In the second grade she was diagnosed with ADHD. Now I know several people “diagnosed” with this. They got unlimited time on their SATs, had open book exams throughout high school and with their high GPAs garnered from such indulgences, they went on to some of the most prestigious colleges in the country. Nice. My sister’s path wasn’t quite as luxurious.
In my sister’s case, the elementary school felt she would be better off in a “special needs” school since their plan of keeping her in during recess to catch up on all the subjects she wasn’t learning just wasn’t cutting it. So she went to one of the only schools in Hawaii that specialized in teaching kids with severe ADHD. It didn’t help. By the 6th grade she could barely read a picture book for 5-year-olds.
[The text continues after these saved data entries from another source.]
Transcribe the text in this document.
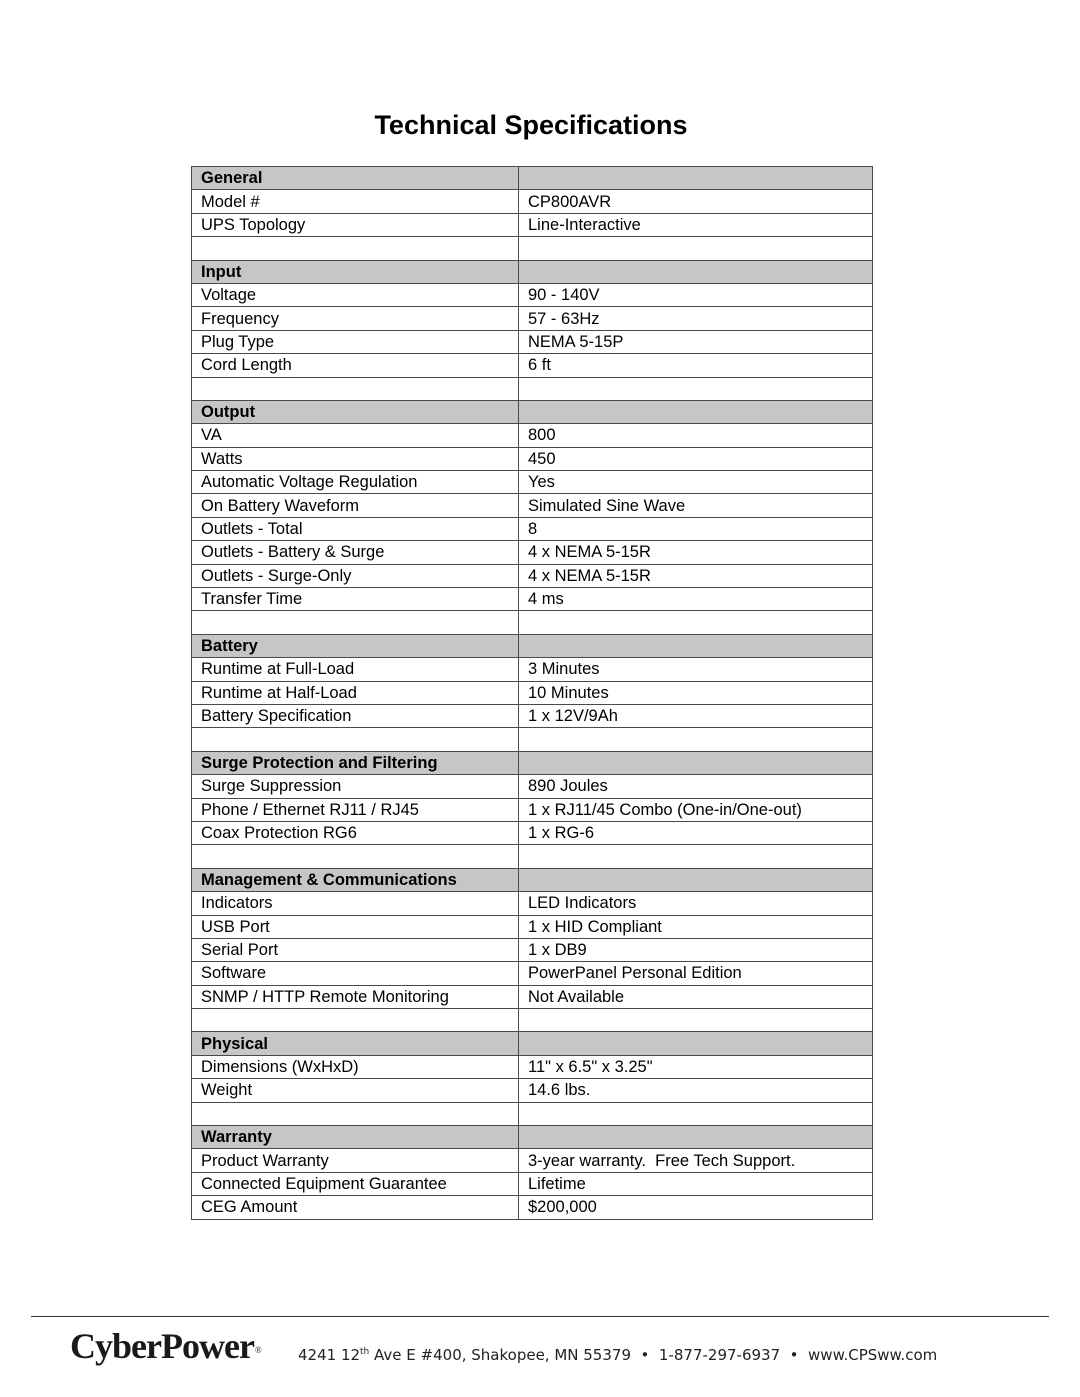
Technical Specifications
General	
Model #	CP800AVR
UPS Topology	Line-Interactive

Input	
Voltage	90 - 140V
Frequency	57 - 63Hz
Plug Type	NEMA 5-15P
Cord Length	6 ft

Output	
VA	800
Watts	450
Automatic Voltage Regulation	Yes
On Battery Waveform	Simulated Sine Wave
Outlets - Total	8
Outlets - Battery & Surge	4 x NEMA 5-15R
Outlets - Surge-Only	4 x NEMA 5-15R
Transfer Time	4 ms

Battery	
Runtime at Full-Load	3 Minutes
Runtime at Half-Load	10 Minutes
Battery Specification	1 x 12V/9Ah

Surge Protection and Filtering	
Surge Suppression	890 Joules
Phone / Ethernet RJ11 / RJ45	1 x RJ11/45 Combo (One-in/One-out)
Coax Protection RG6	1 x RG-6

Management & Communications	
Indicators	LED Indicators
USB Port	1 x HID Compliant
Serial Port	1 x DB9
Software	PowerPanel Personal Edition
SNMP / HTTP Remote Monitoring	Not Available

Physical	
Dimensions (WxHxD)	11" x 6.5" x 3.25"
Weight	14.6 lbs.

Warranty	
Product Warranty	3-year warranty.  Free Tech Support.
Connected Equipment Guarantee	Lifetime
CEG Amount	$200,000
CyberPower® 4241 12th Ave E #400, Shakopee, MN 55379  •  1-877-297-6937  •  www.CPSww.com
So my mom did a lot of research and my parents had a lot of conversations and before I knew it - my family became “homeschoolers.”
Now although I have (for the most part) nothing but good things to say about my high school - my best field trip was to a nature conservatory to learn about plants for biology class. My sister’s best field trip was walking the path of the ride of Paul Revere when they flew to Boston to visit yours truly. Winning! Although my mom clearly didn’t know what she was teaching, as my sister never learned about the (Sarah Palin) bells.

And in the end, my sister graduated (i.e. got her GED - eat your heart out Amber)

half a semester earlier than her old class did and we now currently give each other book recommendations.